Насколько я понял, все они были политиками, и к науке имели отношения не больше, чем я. То, что они оказались в рядах твеллистов, было случайностью. Если бы у них был выбор, или обстоятельства сложились бы иначе, они с готовностью переметнулись бы в лагерь противников. А может, так и поступали, ведь я не следил за политической жизнью страны.
Мы уединились в отдельном кабинете. Говоря мы, я имел ввиду себя, Профессора и четырех членов Президиума Совета твеллистов. Устроившись за круглым столом, мы мирно беседовали в течение часа, по истечении которого я понял, что напрасно потратил время. Твеллисты оказались непроходимо глупы. Мои идеи их заинтересовали только с одной стороны: каким образом это поможет им на следующих парламентских выборах. В остальном на их лицах читалось подчеркнутое равнодушие. Хорошо, что от скуки они не заснули.
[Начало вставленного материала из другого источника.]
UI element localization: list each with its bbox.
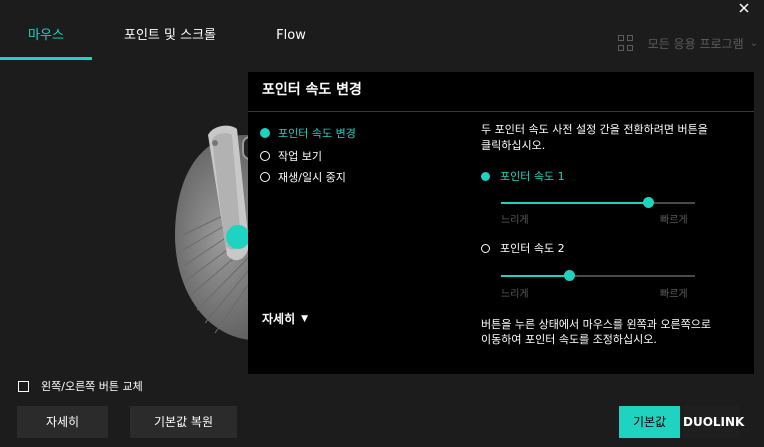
pointer-speed-2-option[interactable]: 포인터 속도 2 xyxy=(481,240,565,256)
popup-description: 두 포인터 속도 사전 설정 간을 전환하려면 버튼을 클릭하십시오. xyxy=(481,123,708,152)
radio-selected-icon xyxy=(260,128,270,138)
tab-flow[interactable]: Flow xyxy=(250,20,332,60)
slider-thumb[interactable] xyxy=(563,270,575,281)
slider-fill xyxy=(501,202,649,204)
speed-label: 포인터 속도 1 xyxy=(500,170,565,183)
duolink-button[interactable]: DUOLINK xyxy=(683,406,744,438)
more-label: 자세히 xyxy=(262,312,296,326)
swap-label: 왼쪽/오른쪽 버튼 교체 xyxy=(41,380,143,393)
pointer-speed-popup: 포인터 속도 변경 포인터 속도 변경 작업 보기 재생/일시 중지 자세히 ▼… xyxy=(248,72,754,374)
default-button[interactable]: 기본값 xyxy=(619,406,680,438)
popup-title: 포인터 속도 변경 xyxy=(248,72,754,112)
fast-label: 빠르게 xyxy=(660,215,688,226)
radio-icon xyxy=(260,151,270,161)
slow-label: 느리게 xyxy=(501,289,529,300)
slow-label: 느리게 xyxy=(501,215,529,226)
option-label: 작업 보기 xyxy=(278,150,322,163)
radio-icon xyxy=(481,243,490,253)
app-selector[interactable]: 모든 응용 프로그램 ⌄ xyxy=(617,32,758,54)
adjust-instructions: 버튼을 누른 상태에서 마우스를 왼쪽과 오른쪽으로 이동하여 포인터 속도를 … xyxy=(481,318,712,346)
chevron-down-icon: ▼ xyxy=(301,313,309,324)
more-details-toggle[interactable]: 자세히 ▼ xyxy=(262,310,308,327)
slider-fill xyxy=(501,275,569,277)
option-play-pause[interactable]: 재생/일시 중지 xyxy=(260,169,346,185)
tab-point-and-scroll[interactable]: 포인트 및 스크롤 xyxy=(100,20,240,60)
tab-mouse[interactable]: 마우스 xyxy=(0,20,92,60)
speed-label: 포인터 속도 2 xyxy=(500,242,565,255)
pointer-speed-1-slider[interactable] xyxy=(501,196,695,210)
option-label: 포인터 속도 변경 xyxy=(278,127,356,140)
app-selector-label: 모든 응용 프로그램 xyxy=(647,36,744,51)
pointer-speed-1-option[interactable]: 포인터 속도 1 xyxy=(481,168,565,184)
radio-selected-icon xyxy=(481,171,490,181)
details-button[interactable]: 자세히 xyxy=(17,406,108,438)
swap-buttons-checkbox[interactable]: 왼쪽/오른쪽 버튼 교체 xyxy=(18,378,143,394)
pointer-speed-2-slider[interactable] xyxy=(501,269,695,283)
radio-icon xyxy=(260,172,270,182)
restore-defaults-button[interactable]: 기본값 복원 xyxy=(130,406,237,438)
chevron-down-icon: ⌄ xyxy=(749,37,758,49)
option-label: 재생/일시 중지 xyxy=(278,171,346,184)
grid-icon xyxy=(617,35,634,51)
option-task-view[interactable]: 작업 보기 xyxy=(260,148,322,164)
slider-thumb[interactable] xyxy=(643,197,655,208)
checkbox-icon xyxy=(18,380,29,392)
window-close-icon[interactable] xyxy=(736,0,752,16)
fast-label: 빠르게 xyxy=(660,289,688,300)
option-change-pointer-speed[interactable]: 포인터 속도 변경 xyxy=(260,125,356,141)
Убедившись в том, что поддержки мне тут не найти, я битый час ломал комедию, просто тянул время и нес всякую чушь. Впрочем, политиканы согласно и важно кивали головами в такт моим словам, хотя, готов поклясться, ничего не понимали из того, что я говорил. Заверив меня, что они предпримут все возможное для реализации моей программы, они с лучезарными улыбками попросили проголосовать за них на ближайших выборах. Я согласился и откланялся.
На улице Профессор, пряча усмешку под низко опущенной головой, спросил:
— Ну что, совершил революцию?
Мы добрались до ближайшего кафе и нырнули в его недра. Там заказали по чашечке кофе. На улице моросил мелкий дождь. Заканчивался сентябрь, позади осталось «бабье лето», и начиналась полноценная осень.
— Вы можете из горошины за миг получить огромную индейку, но не можете разогнать тучи, — ворчал я, прихлебывая обжигающий напиток. — Начинали бы уж с этого.
— Можем, — невыразительно ответил Профессор, — и иногда делаем. Но если природу насиловать постоянно, неизвестно, чем все это обернется. Все-таки об эфире мы пока знаем недостаточно много. Итак, что теперь ты намерен делать?